Преемником Чинтимура, умершего в 1235 г., был, после некоторой паузы, назначен уйгур Кергюз, который, несмотря на свое христианское имя (Георгий), был буддистом (1235–1242). Уроженец окрестностей Бешбалыка (Гучэна), он славился среди уйгуров ученостью, в этом качестве был еще при жизни Чингисхана отличен принцем Джучи и получил от Завоевателя назначение учить уйгурскому письму юных отпрысков его дома. Благодаря протекции «канцлера» – несторианина Чингая, Угэдэй поручил ему провести перепись населения и повысить собираемость налогов в Хорасане. Каждый нойон, каждый командир вел себя как полный хозяин в округе, которым управлял, и употреблял на собственные нужды большую часть собираемых налогов. Кергюз положил конец этой практике и заставил вернуть награбленное. Он защищал жизнь и имущество персов от тирании монгольских командиров, которые больше не могли рубить головы по своей прихоти. Несмотря на то что сам Кергюз был буддистом, он покровительствовал мусульманам и, в конце концов, сам принял ислам. Поселившись в Тусе, который он восстановил, этот умный, проворный и энергичный уйгур сумел установить к пользе как иранского населения, так и монгольской казны регулярный режим сбора податей и, если так можно выразиться, гражданскую администрацию. Великий хан Угэдэй, во многом под его влиянием, повелел в 1236 г. восстановить Хорасан. Начал заново заселяться Герат. Но после смерти Угэдэя монгольские командиры, которым он не позволял грабить, вызвали его на суд регентши Туракины, а потом выдали Кара-Хулагу, внуку Чагатая, которого он оскорбил и который приказал его убить.
Туракина назначила губернатором Хорасана и Персидского Ирака ойрата Аргун-Агу, тоже выбранного за знание уйгурского письма и служившего в этом качестве в канцелярии Угэдэя[208]. За время своего губернаторства (1243–1255) Аргун-Ага, как и Кергюз, пытался защитить иранское население от злоупотреблений налогового ведомства и вымогательств монгольских командиров. К удовлетворению великого хана Гуюка, он ликвидировал ассигнаты, освобождения от повинностей и жалованные грамоты, которые младшие Чингизиды бездумно раздавали в стране и благодаря которым они лично располагали доходами, превосходящими доходы монгольской казны. Не менее надежную поддержку он нашел у великого хана Менгу, ко двору которого прибыл в 1251 г. По его просьбе Менгу, устранив в Персии беспорядочное взимание податей, распространил на эту страну систему, уже внедренную в Трансоксиане Махмудом и Масудом Ялавачами, то есть обложение, пропорциональное возможностям налогоплательщиков, собранные средства должны были идти на содержание армии и имперской почтовой службы. Аргун-Ага вскоре после этого умер в окрестностях Туса в 1278 г., а его сын, знаменитый эмир Навруз, некоторое время был вице-королем Хорасана.

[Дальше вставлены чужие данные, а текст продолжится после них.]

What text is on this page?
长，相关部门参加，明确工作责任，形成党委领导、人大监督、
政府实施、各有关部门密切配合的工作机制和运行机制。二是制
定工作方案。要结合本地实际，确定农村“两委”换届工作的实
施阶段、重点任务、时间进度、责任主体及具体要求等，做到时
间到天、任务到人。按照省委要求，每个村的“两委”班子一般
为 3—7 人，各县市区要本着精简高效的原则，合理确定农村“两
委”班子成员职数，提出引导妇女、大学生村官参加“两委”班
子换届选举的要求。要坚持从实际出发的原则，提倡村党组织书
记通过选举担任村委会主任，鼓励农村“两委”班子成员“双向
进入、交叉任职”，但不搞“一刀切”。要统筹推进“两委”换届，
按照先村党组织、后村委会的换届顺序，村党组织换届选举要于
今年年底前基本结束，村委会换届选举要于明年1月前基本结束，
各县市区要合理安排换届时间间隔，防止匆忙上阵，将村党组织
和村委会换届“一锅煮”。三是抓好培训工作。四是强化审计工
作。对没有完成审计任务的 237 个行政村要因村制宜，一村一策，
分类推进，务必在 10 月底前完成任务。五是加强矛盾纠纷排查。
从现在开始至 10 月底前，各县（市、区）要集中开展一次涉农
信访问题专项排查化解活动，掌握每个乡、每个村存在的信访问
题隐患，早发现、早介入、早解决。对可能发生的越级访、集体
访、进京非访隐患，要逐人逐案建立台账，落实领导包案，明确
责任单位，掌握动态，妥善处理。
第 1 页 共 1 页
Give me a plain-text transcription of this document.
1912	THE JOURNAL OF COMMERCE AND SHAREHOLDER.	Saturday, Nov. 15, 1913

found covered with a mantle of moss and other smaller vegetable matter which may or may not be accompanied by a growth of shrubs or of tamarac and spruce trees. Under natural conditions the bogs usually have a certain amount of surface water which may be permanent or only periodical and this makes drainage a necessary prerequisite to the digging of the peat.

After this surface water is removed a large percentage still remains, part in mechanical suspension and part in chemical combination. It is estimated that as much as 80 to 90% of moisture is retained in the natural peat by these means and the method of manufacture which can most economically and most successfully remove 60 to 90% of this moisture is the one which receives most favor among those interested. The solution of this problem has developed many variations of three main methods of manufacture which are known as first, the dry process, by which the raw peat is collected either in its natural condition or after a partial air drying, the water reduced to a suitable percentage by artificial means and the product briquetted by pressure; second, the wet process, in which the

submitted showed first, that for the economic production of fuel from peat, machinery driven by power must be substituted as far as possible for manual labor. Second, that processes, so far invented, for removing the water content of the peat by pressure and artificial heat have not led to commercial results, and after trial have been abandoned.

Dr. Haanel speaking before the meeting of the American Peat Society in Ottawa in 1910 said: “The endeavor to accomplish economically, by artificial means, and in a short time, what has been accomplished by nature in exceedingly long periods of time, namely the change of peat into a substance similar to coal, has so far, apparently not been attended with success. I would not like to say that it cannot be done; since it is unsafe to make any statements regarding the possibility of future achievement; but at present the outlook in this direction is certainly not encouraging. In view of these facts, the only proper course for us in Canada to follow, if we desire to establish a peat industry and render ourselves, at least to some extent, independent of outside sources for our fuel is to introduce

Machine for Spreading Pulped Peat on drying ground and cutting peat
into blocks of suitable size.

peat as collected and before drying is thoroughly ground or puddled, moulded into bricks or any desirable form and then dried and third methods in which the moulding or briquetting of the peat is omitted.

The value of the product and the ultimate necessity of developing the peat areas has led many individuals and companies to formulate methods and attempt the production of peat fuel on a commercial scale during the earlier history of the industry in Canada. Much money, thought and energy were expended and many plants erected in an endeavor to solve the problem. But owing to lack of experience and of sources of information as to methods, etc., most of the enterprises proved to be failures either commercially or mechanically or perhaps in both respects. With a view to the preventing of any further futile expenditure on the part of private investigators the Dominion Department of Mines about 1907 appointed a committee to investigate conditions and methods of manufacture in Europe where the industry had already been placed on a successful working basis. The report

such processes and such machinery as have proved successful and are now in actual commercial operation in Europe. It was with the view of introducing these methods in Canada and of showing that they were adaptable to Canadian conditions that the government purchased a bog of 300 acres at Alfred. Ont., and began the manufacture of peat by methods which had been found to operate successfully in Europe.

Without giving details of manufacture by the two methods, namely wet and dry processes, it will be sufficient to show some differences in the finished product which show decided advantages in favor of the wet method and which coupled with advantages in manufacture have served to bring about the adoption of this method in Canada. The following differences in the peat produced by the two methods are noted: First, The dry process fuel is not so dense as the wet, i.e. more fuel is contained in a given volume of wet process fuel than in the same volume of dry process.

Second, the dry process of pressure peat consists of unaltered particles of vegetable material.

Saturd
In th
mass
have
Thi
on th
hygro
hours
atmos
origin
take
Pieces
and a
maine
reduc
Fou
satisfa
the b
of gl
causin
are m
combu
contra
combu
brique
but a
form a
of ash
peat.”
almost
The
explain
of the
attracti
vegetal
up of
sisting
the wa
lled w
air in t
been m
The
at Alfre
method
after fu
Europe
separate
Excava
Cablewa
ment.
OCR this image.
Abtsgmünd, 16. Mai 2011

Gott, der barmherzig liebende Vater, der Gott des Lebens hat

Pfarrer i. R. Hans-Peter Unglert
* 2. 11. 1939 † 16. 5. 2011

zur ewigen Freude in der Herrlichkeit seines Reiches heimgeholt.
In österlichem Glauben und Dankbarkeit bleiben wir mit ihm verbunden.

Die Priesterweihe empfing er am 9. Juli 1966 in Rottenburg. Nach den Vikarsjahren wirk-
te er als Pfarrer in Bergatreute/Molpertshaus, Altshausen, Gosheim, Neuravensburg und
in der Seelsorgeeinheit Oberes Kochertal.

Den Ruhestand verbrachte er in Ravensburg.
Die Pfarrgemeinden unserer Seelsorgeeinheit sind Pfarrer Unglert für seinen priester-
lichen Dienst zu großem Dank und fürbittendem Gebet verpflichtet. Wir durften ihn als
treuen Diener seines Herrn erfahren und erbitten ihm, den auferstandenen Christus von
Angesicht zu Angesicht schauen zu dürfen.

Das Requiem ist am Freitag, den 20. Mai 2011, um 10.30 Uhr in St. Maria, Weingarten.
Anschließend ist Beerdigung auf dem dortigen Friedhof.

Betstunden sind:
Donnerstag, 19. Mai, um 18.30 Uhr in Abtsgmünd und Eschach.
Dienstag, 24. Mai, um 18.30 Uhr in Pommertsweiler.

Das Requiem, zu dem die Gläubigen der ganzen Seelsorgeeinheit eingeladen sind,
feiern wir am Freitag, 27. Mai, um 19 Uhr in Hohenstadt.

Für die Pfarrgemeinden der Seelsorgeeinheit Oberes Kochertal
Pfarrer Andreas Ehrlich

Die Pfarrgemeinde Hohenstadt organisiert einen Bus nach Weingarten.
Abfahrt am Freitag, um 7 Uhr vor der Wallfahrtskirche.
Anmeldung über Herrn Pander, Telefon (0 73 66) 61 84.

С другой стороны, в 1251 г. великий хан Менгу назначил управлять провинцией Герат, возрождавшейся в то время из руин, знатного человека из округа Гор, Шамс ад-Дина Мухаммеда Курта, афганца по происхождению, мусульманина-суннита по вероисповеданию, который приехал к его двору. Шамс ад-Дин был внуком одного из чиновников последних гуридских султанов Восточного Афганистана и сам в 1245 г. унаследовал округ Гор. Картские принцы, носившие титул мелик (король, царь), будучи осторожными и ловкими, продолжали угождать своим монгольским хозяевам, лавировать, чтобы не погибнуть, в период войн между Чингизидами, и все-таки сумели выжить в своем маленьком Гератском княжестве под монгольским владычеством (1251–1389). Продолжительное царствование Шамс ад-Дина (1251–1278) значительно укрепило власть его дома в этой стране. Данная иранская гуридская реставрация тем более интересна, что осуществилась она под прикрытием монгольской власти и в согласии с нею.
Также монголы терпели, по крайней мере сначала, в качестве своих вассалов династию кирманских атабеков из дома Кутлугханидов и сальгуридских атабеков Фарса. Дом Кутлугханидов был основан Бурак Хаджибом (1223–1235), хитрым человеком, сумевшим выжить в бурное правление хорезмшаха Джелал ад-Дина. Его сын Рукн ад-Дин Ходжа (ок. 1235–1254), вовремя приехавший в Монголию, ко двору великого хана Угэдэя (1235), затем другой сын, Кутб ад-Дин (ок. 1252–1257), до этого послуживший в монгольской армии в Китае, к двору великого хана Менгу, поочередно получили подтверждение владетельных прав на свое княжество. Точно так же, как Сальгурид Абу-Бекр (1231–1260), умевший ради сохранения своего трона ладить с Угэдэем и последующими великими ханами.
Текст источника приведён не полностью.